Coping with orthographical diversity: Designing a search machine

Standardization is needed for many tasks. It is the advantage of an electronic text that this need no longer be the duty of the editor. It can be delegated to a middle layer between text and user, where the question of the user is transformed into a query adequate for the text. It can be the task of the editor of an electronic text to empower the reader to make informed choices. We should not disenfranchise the user by preempting decisions about the text.

One obvious use is searching. Google, while meritorious and used by us all, is unsuited for searches in heavily inflected languages such as Latin.

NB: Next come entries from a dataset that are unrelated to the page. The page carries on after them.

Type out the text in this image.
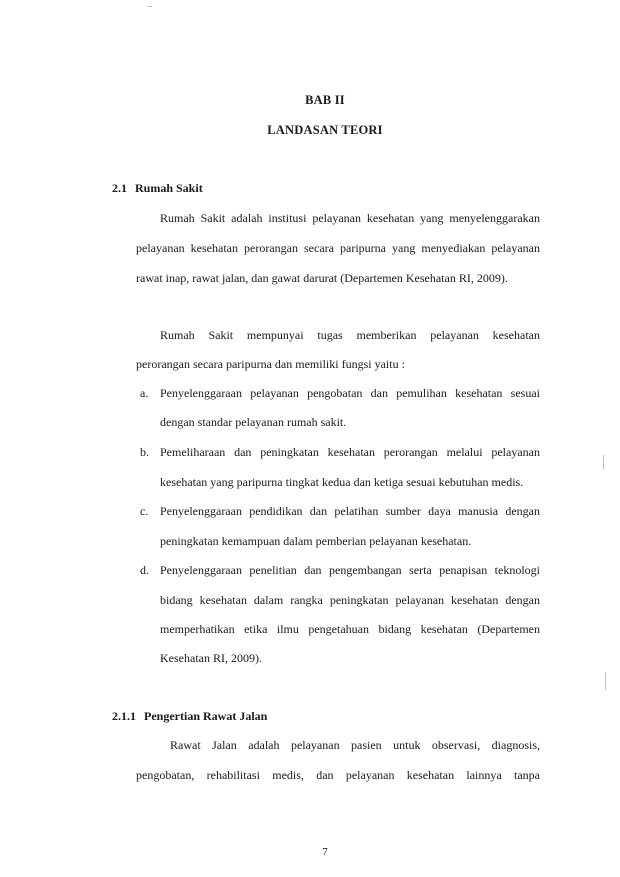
BAB II
LANDASAN TEORI
2.1 Rumah Sakit
Rumah Sakit adalah institusi pelayanan kesehatan yang menyelenggarakan
pelayanan kesehatan perorangan secara paripurna yang menyediakan pelayanan
rawat inap, rawat jalan, dan gawat darurat (Departemen Kesehatan RI, 2009).
Rumah Sakit mempunyai tugas memberikan pelayanan kesehatan
perorangan secara paripurna dan memiliki fungsi yaitu :
a. Penyelenggaraan pelayanan pengobatan dan pemulihan kesehatan sesuai
dengan standar pelayanan rumah sakit.
b. Pemeliharaan dan peningkatan kesehatan perorangan melalui pelayanan
kesehatan yang paripurna tingkat kedua dan ketiga sesuai kebutuhan medis.
c. Penyelenggaraan pendidikan dan pelatihan sumber daya manusia dengan
peningkatan kemampuan dalam pemberian pelayanan kesehatan.
d. Penyelenggaraan penelitian dan pengembangan serta penapisan teknologi
bidang kesehatan dalam rangka peningkatan pelayanan kesehatan dengan
memperhatikan etika ilmu pengetahuan bidang kesehatan (Departemen
Kesehatan RI, 2009).
2.1.1 Pengertian Rawat Jalan
Rawat Jalan adalah pelayanan pasien untuk observasi, diagnosis,
pengobatan, rehabilitasi medis, dan pelayanan kesehatan lainnya tanpa
7
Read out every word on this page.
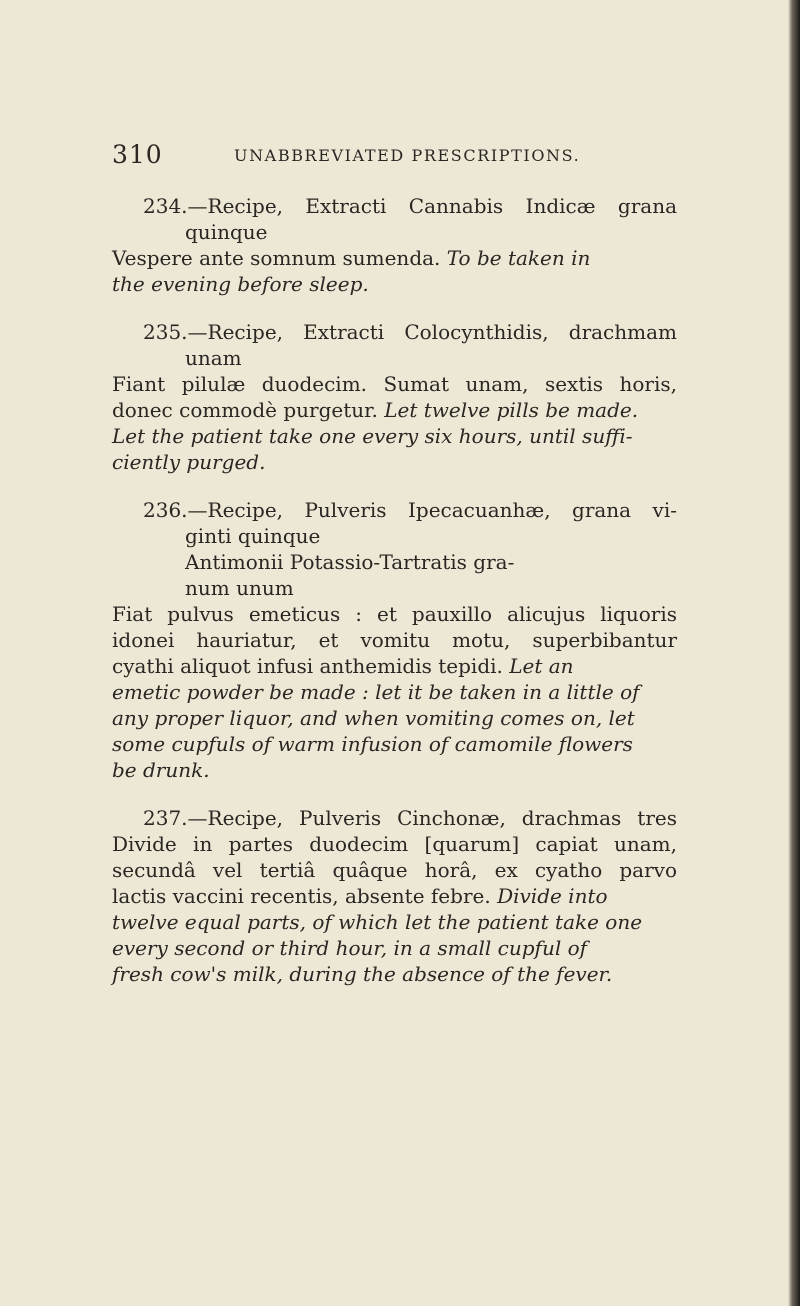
310	UNABBREVIATED PRESCRIPTIONS.
234.—Recipe, Extracti Cannabis Indicæ grana
quinque
Vespere ante somnum sumenda. To be taken in
the evening before sleep.
235.—Recipe, Extracti Colocynthidis, drachmam
unam
Fiant pilulæ duodecim. Sumat unam, sextis horis,
donec commodè purgetur. Let twelve pills be made.
Let the patient take one every six hours, until suffi-
ciently purged.
236.—Recipe, Pulveris Ipecacuanhæ, grana vi-
ginti quinque
Antimonii Potassio-Tartratis gra-
num unum
Fiat pulvus emeticus : et pauxillo alicujus liquoris
idonei hauriatur, et vomitu motu, superbibantur
cyathi aliquot infusi anthemidis tepidi. Let an
emetic powder be made : let it be taken in a little of
any proper liquor, and when vomiting comes on, let
some cupfuls of warm infusion of camomile flowers
be drunk.
237.—Recipe, Pulveris Cinchonæ, drachmas tres
Divide in partes duodecim [quarum] capiat unam,
secundâ vel tertiâ quâque horâ, ex cyatho parvo
lactis vaccini recentis, absente febre. Divide into
twelve equal parts, of which let the patient take one
every second or third hour, in a small cupful of
fresh cow's milk, during the absence of the fever.
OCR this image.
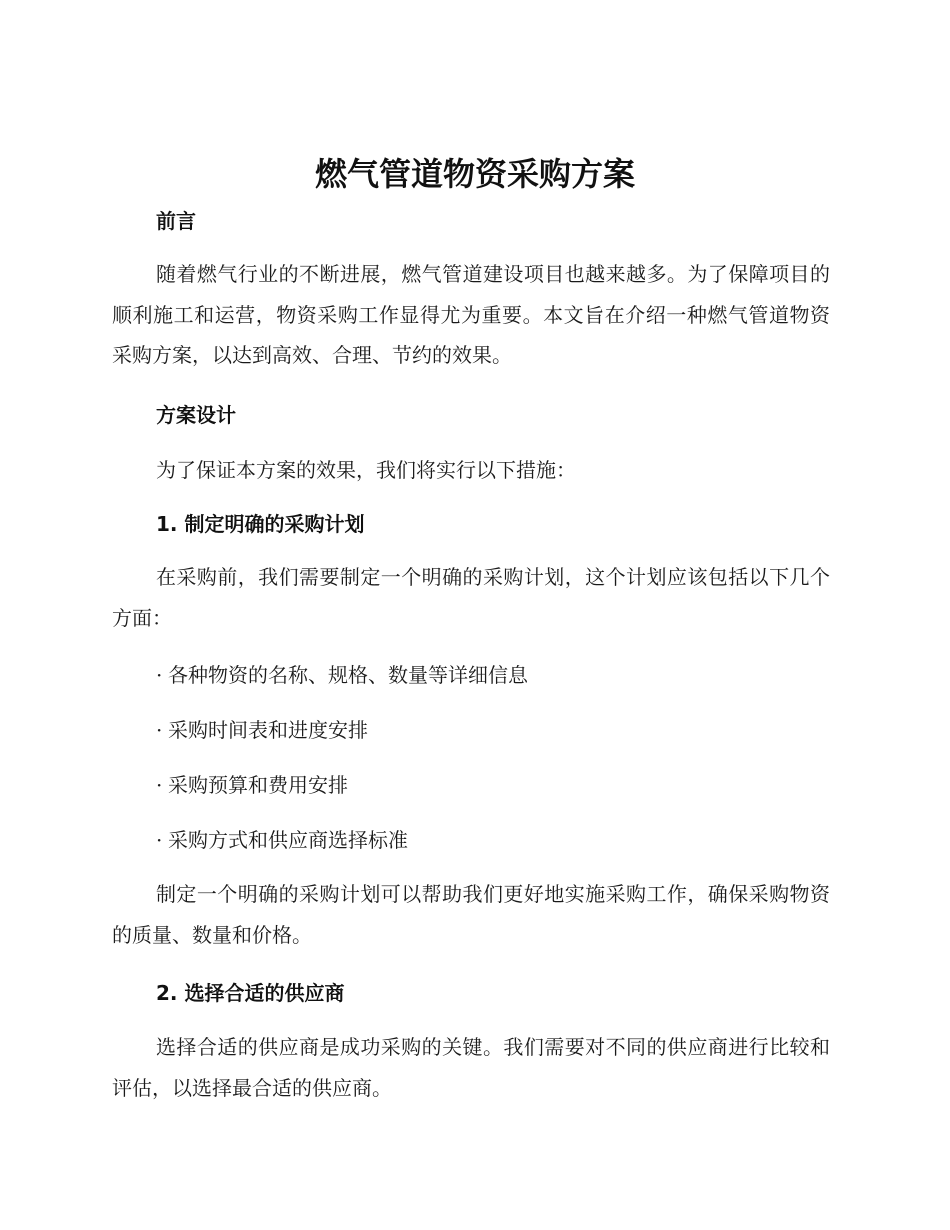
燃气管道物资采购方案
前言

随着燃气行业的不断进展，燃气管道建设项目也越来越多。为了保障项目的顺利施工和运营，物资采购工作显得尤为重要。本文旨在介绍一种燃气管道物资采购方案，以达到高效、合理、节约的效果。

方案设计
为了保证本方案的效果，我们将实行以下措施：
1. 制定明确的采购计划

在采购前，我们需要制定一个明确的采购计划，这个计划应该包括以下几个方面：

· 各种物资的名称、规格、数量等详细信息
· 采购时间表和进度安排
· 采购预算和费用安排
· 采购方式和供应商选择标准

制定一个明确的采购计划可以帮助我们更好地实施采购工作，确保采购物资的质量、数量和价格。

2. 选择合适的供应商

选择合适的供应商是成功采购的关键。我们需要对不同的供应商进行比较和评估，以选择最合适的供应商。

Neither does it index long texts completely nor - contrary to a widely held belief - support the joker (*) in search queries.

We need search algorithms which, e.g., transform a search for cael- into one for coel-/cel-/cael-, committ- into conm-/comm-, which correctly understand the ampersand, æ- and œ- ligatures (if retained), i/j/y, u/v, gracia/gratia, cope with hyphenation/word breaks, ... . Some such algorithms were developed for the NLW, more broadly for the Salutati-CDROM, and are implicit in Camena's reglat-tool.

Such a search machine could even be open for texts spread over other sites, which follow wildly differing conventions and are now only retrievable by chance. Similar mechanism could be applied to other task and allow for a flexible and adaptive model of text retrieval.